The idea of evaluating teacher quality on the basis of student performance is one that strikes at the heart of teaching malpractice. But if teachers are not trained properly in how to teach their students to read, then it’s the fault of the teacher trainers in the colleges of education. However, that ivory tower remains untouchable. Also, the unions have become aware of what recently happened to the teachers unions in Wisconsin. So they are trying to avoid a bad public press. According to the AP:

The school board was offering a fair and responsible contract that would meet most of the union’s demands after “extraordinarily difficult” talks, board president David Vitale said. Emanuel said the district offered the teachers a 16 percent pay raise over four years, doubling an earlier offer.

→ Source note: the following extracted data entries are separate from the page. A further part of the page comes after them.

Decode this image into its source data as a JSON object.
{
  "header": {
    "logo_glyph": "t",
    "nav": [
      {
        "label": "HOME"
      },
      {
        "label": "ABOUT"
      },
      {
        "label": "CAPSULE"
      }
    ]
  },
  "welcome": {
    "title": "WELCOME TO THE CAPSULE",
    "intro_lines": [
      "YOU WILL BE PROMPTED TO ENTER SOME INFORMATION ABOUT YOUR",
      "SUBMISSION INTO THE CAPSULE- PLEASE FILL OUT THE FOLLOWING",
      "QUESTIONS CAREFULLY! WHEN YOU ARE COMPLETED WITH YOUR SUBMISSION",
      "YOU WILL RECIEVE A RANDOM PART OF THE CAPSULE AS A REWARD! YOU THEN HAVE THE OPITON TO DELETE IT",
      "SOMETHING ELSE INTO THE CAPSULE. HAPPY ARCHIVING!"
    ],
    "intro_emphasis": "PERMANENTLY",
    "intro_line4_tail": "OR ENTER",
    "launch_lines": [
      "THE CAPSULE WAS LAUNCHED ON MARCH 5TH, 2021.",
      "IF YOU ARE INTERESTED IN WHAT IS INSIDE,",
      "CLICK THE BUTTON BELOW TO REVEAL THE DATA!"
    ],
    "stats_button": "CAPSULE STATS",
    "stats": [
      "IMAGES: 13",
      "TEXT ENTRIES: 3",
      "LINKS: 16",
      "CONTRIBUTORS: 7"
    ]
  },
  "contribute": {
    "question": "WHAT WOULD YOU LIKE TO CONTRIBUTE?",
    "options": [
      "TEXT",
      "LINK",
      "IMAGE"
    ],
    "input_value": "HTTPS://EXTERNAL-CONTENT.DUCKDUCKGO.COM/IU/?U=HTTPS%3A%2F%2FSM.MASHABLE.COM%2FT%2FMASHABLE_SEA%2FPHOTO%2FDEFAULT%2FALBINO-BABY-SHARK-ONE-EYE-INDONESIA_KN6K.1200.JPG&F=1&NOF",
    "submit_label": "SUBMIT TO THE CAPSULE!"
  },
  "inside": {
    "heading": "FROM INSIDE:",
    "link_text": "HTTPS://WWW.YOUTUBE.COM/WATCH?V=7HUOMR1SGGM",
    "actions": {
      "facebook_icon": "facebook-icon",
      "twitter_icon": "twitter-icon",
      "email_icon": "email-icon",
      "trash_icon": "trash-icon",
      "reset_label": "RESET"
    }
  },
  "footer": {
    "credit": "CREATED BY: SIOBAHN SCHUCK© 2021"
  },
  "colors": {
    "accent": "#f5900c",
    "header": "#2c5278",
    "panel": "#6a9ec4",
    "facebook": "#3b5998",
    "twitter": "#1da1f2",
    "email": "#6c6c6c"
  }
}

Rahm Emanuel had to contend with the teachers unions the moment he took office as Mayor of Chicago. The school district faced a $700 million budget shortfall. He rescinded 4 percent pay raises for teachers. He asked the union to accept 2 percent pay raises in exchange for a longer school day by 90 minutes. When the union refused, he attempted to go around it by asking teachers to waive the contract and add 90 minutes to the school day. But he stopped the effort when the union went before the Illinois Educational Labor Relations Board.

President Obama’s former Chief of Staff, Mr. Emanuel, is no doubt in sympathy with Democrats for Education Reform who are in a struggle with the teachers unions to create Charter Schools. This is bound to be a long, drawn-out tug of war between public unionized Democrats and New York hedge-fund education reform Democrats.

Since public education represents the largest river of taxpayer cash flow, only second to national defense, it is bound to be the object of political control by unions and others. Charter Schools are public schools, eligible for public funding.  But they are free of union control.  This is what the NEA says about Charter Schools.   

The National Education Association supports innovation in public education. The Association believes that acceptable charter schools and other nontraditional public school options, which comply with Association criteria, including, but not limited to, collective bargaining efforts and the full participation of the association, can provide educational alternatives for students. The Association also believes that, when concepts such as charter schools and other nontraditional school options are proposed, affected public education employees should be directly involved in the design, implementation, and governance of these programs….

The Association believes that programs must be adequately funded, must comply with all standards for academic assessment applicable to regular public schools, must include start-up resources, must not divert current funds from the regular public school programs, and must contain appropriate procedures for regular periodic assessment and evaluation, as well as adequate attendance and record keeping procedures.

In other words, the NEA’s sticky fingers will be all over the charter schools whether the hedge-fund reformers like it or not. That’s a fact of life that Democrat education reformers will have to contend with in the years to come.